Fortunately, that work situation had closure as I own a significant amount of money to settle various discrimination and wrongful dismissal suits. Of this, I am proud because very, very few have ever one such a suit against a Wall Street firm.
Regarding the x-spath, I regret that there was never any real closure, as once I discovered his true nature a couple of weeks after my last contact with him, I never again contacted him nor did he contact me.
My guess is that he did not contact me because I may have accidentally left a trail on the dating website where I found his profile. I did not contact him because it made me very, very hurt.
I sometimes wish I took the opportunity to let him know I know about him. OTOH, would it have done any good?
BBE, your talking about his “aging” quickly made me think of something I saw the other day.
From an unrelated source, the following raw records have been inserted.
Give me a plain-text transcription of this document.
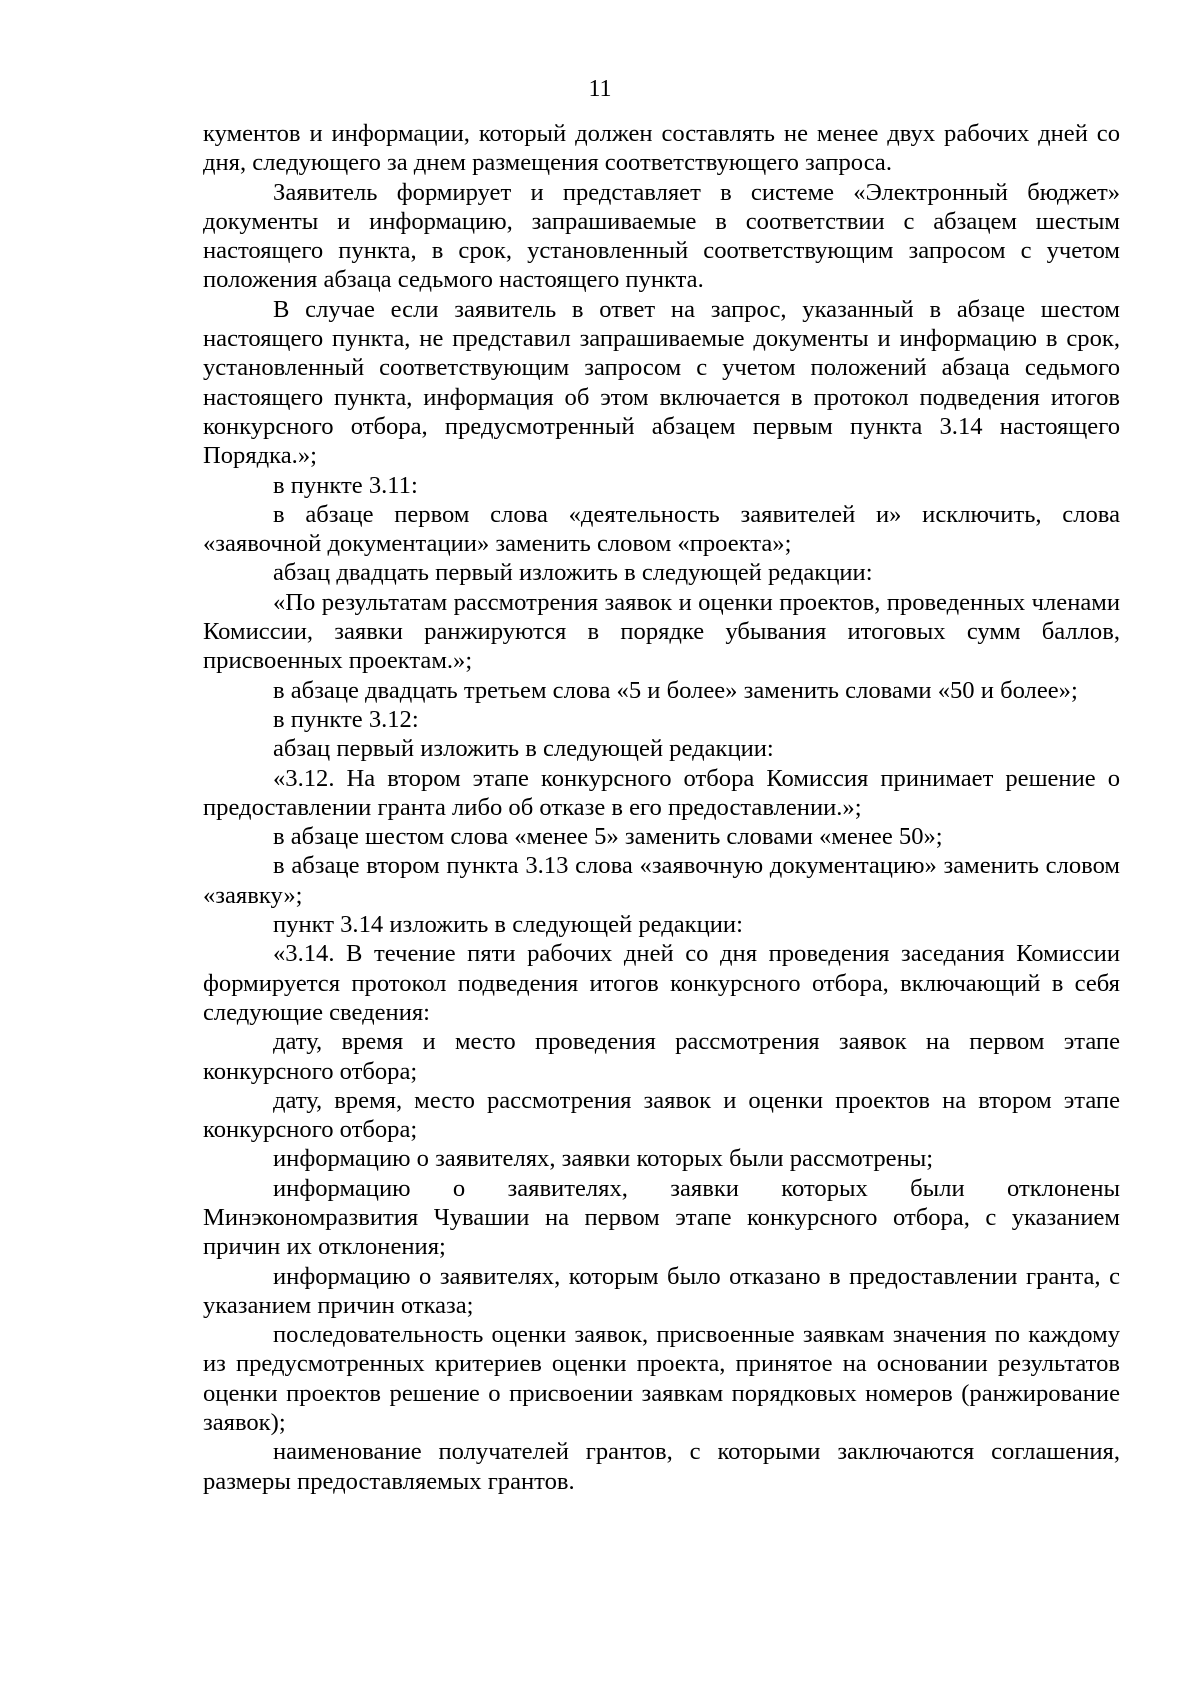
11

кументов и информации, который должен составлять не менее двух рабочих дней со дня, следующего за днем размещения соответствующего запроса.

Заявитель формирует и представляет в системе «Электронный бюджет» документы и информацию, запрашиваемые в соответствии с абзацем шестым настоящего пункта, в срок, установленный соответствующим запросом с учетом положения абзаца седьмого настоящего пункта.

В случае если заявитель в ответ на запрос, указанный в абзаце шестом настоящего пункта, не представил запрашиваемые документы и информацию в срок, установленный соответствующим запросом с учетом положений абзаца седьмого настоящего пункта, информация об этом включается в протокол подведения итогов конкурсного отбора, предусмотренный абзацем первым пункта 3.14 настоящего Порядка.»;

в пункте 3.11:

в абзаце первом слова «деятельность заявителей и» исключить, слова «заявочной документации» заменить словом «проекта»;

абзац двадцать первый изложить в следующей редакции:

«По результатам рассмотрения заявок и оценки проектов, проведенных членами Комиссии, заявки ранжируются в порядке убывания итоговых сумм баллов, присвоенных проектам.»;

в абзаце двадцать третьем слова «5 и более» заменить словами «50 и более»;

в пункте 3.12:

абзац первый изложить в следующей редакции:

«3.12. На втором этапе конкурсного отбора Комиссия принимает решение о предоставлении гранта либо об отказе в его предоставлении.»;

в абзаце шестом слова «менее 5» заменить словами «менее 50»;

в абзаце втором пункта 3.13 слова «заявочную документацию» заменить словом «заявку»;

пункт 3.14 изложить в следующей редакции:

«3.14. В течение пяти рабочих дней со дня проведения заседания Комиссии формируется протокол подведения итогов конкурсного отбора, включающий в себя следующие сведения:

дату, время и место проведения рассмотрения заявок на первом этапе конкурсного отбора;

дату, время, место рассмотрения заявок и оценки проектов на втором этапе конкурсного отбора;

информацию о заявителях, заявки которых были рассмотрены;

информацию о заявителях, заявки которых были отклонены Минэкономразвития Чувашии на первом этапе конкурсного отбора, с указанием причин их отклонения;

информацию о заявителях, которым было отказано в предоставлении гранта, с указанием причин отказа;

последовательность оценки заявок, присвоенные заявкам значения по каждому из предусмотренных критериев оценки проекта, принятое на основании результатов оценки проектов решение о присвоении заявкам порядковых номеров (ранжирование заявок);

наименование получателей грантов, с которыми заключаются соглашения, размеры предоставляемых грантов.
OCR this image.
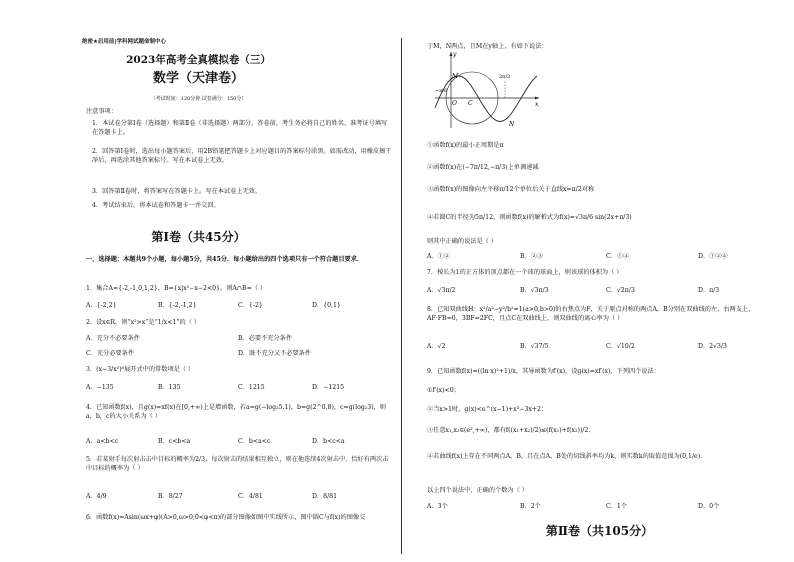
绝密★启用前|学科网试题命制中心
2023年高考全真模拟卷（三）
数学（天津卷）
（考试时间：120分钟 试卷满分：150分）
注意事项：
1．本试卷分第Ⅰ卷（选择题）和第Ⅱ卷（非选择题）两部分。答卷前，考生务必将自己的姓名、准考证号填写在答题卡上。
2．回答第Ⅰ卷时，选出每小题答案后，用2B铅笔把答题卡上对应题目的答案标号涂黑。如需改动，用橡皮擦干净后，再选涂其他答案标号。写在本试卷上无效。
3．回答第Ⅱ卷时，将答案写在答题卡上。写在本试卷上无效。
4．考试结束后，将本试卷和答题卡一并交回。
第Ⅰ卷（共45分）
一、选择题：本题共9个小题，每小题5分，共45分．每小题给出的四个选项只有一个符合题目要求．
1．集合A={-2,-1,0,1,2}，B={x|x²−x−2<0}，则A∩B=（ ）
A．{-2,2}	B．{-2,-1,2}	C．{-2}	D．{0,1}
2．设x∈R，则“x²>x”是“1/x<1”的（ ）
A．充分不必要条件	B．必要不充分条件
C．充分必要条件	D．既不充分又不必要条件
3．(x−3/x²)⁶展开式中的常数项是（ ）
A．−135	B．135	C．1215	D．−1215
4．已知函数f(x)，且g(x)=xf(x)在[0,+∞)上是增函数，若a=g(−log₂5.1)，b=g(2^0.8)，c=g(log₂3)，则a，b，c的大小关系为（ ）
A．a<b<c	B．c<b<a	C．b<a<c	D．b<c<a
5．若某射手每次射击击中目标的概率为2/3，每次射击的结果相互独立，则在他连续4次射击中，恰好有两次击中目标的概率为（ ）
A．4/9	B．8/27	C．4/81	D．8/81
6．函数f(x)=Asin(ωx+φ)(A>0,ω>0,0<φ<π)的部分图像如图中实线所示，图中圆C与f(x)的图像交
于M，N两点，且M在y轴上，有如下说法：
y
M
−π/6
O C
2π/3
N
x
①函数f(x)的最小正周期是π
②函数f(x)在(−7π/12,−π/3)上单调递减
③函数f(x)的图像向左平移π/12个单位后关于直线x=π/2对称
④若圆C的半径为5π/12，则函数f(x)的解析式为f(x)=√3π/6 sin(2x+π/3)
则其中正确的说法是（ ）
A．①②	B．②③	C．①④	D．①②④
7．棱长为1的正方体的顶点都在一个球的球面上，则该球的体积为（ ）
A．√3π/2	B．√3π/3	C．√2π/3	D．π/3
8．已知双曲线H：x²/a²−y²/b²=1(a>0,b>0)的右焦点为F，关于原点对称的两点A，B分别在双曲线的左、右两支上，AF·FB=0，3BF=2FC，且点C在双曲线上，则双曲线的离心率为（ ）
A．√2	B．√37/5	C．√10/2	D．2√3/3
9．已知函数f(x)=((ln x)²+1)/x，其导函数为f′(x)，设g(x)=xf′(x)，下列四个说法：
①f′(x)<0；
②当x>1时，g(x)<e^(x−1)+x³−3x+2；
③任意x₁,x₂∈(e²,+∞)，都有f((x₁+x₂)/2)≤(f(x₁)+f(x₂))/2；
④若曲线f(x)上存在不同两点A，B，且在点A，B处的切线斜率均为k，则实数k的取值范围为(0,1/e)．
以上四个说法中，正确的个数为（ ）
A．3个	B．2个	C．1个	D．0个
第Ⅱ卷（共105分）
This woman who was “engaged” to Hugh Hefner who is supposedly 25 years old, I saw a photograph of her in a news article I was scanning by and I just silently thought, “boy she looks more like 35 than 25” and as I scrolled down through the various articles, I saw some comments on THAT PHOTO and one of the comments was —guess what? –“boy she looks more like 35 than 25” —
How people live and how much “peace” and “calm” versus hohw much “stress” they have in their life makes a difference in how they “age” both medically and in appearance. In the last few years I have “aged” 20 years both in looks and medically due to the high level of stress I have lived with. Which is one reason that I am now making every effort to take care of my health and to eat well, stop smoking, and exercise and to MAINTAIN A CALM AND PEACEFUL LIFE.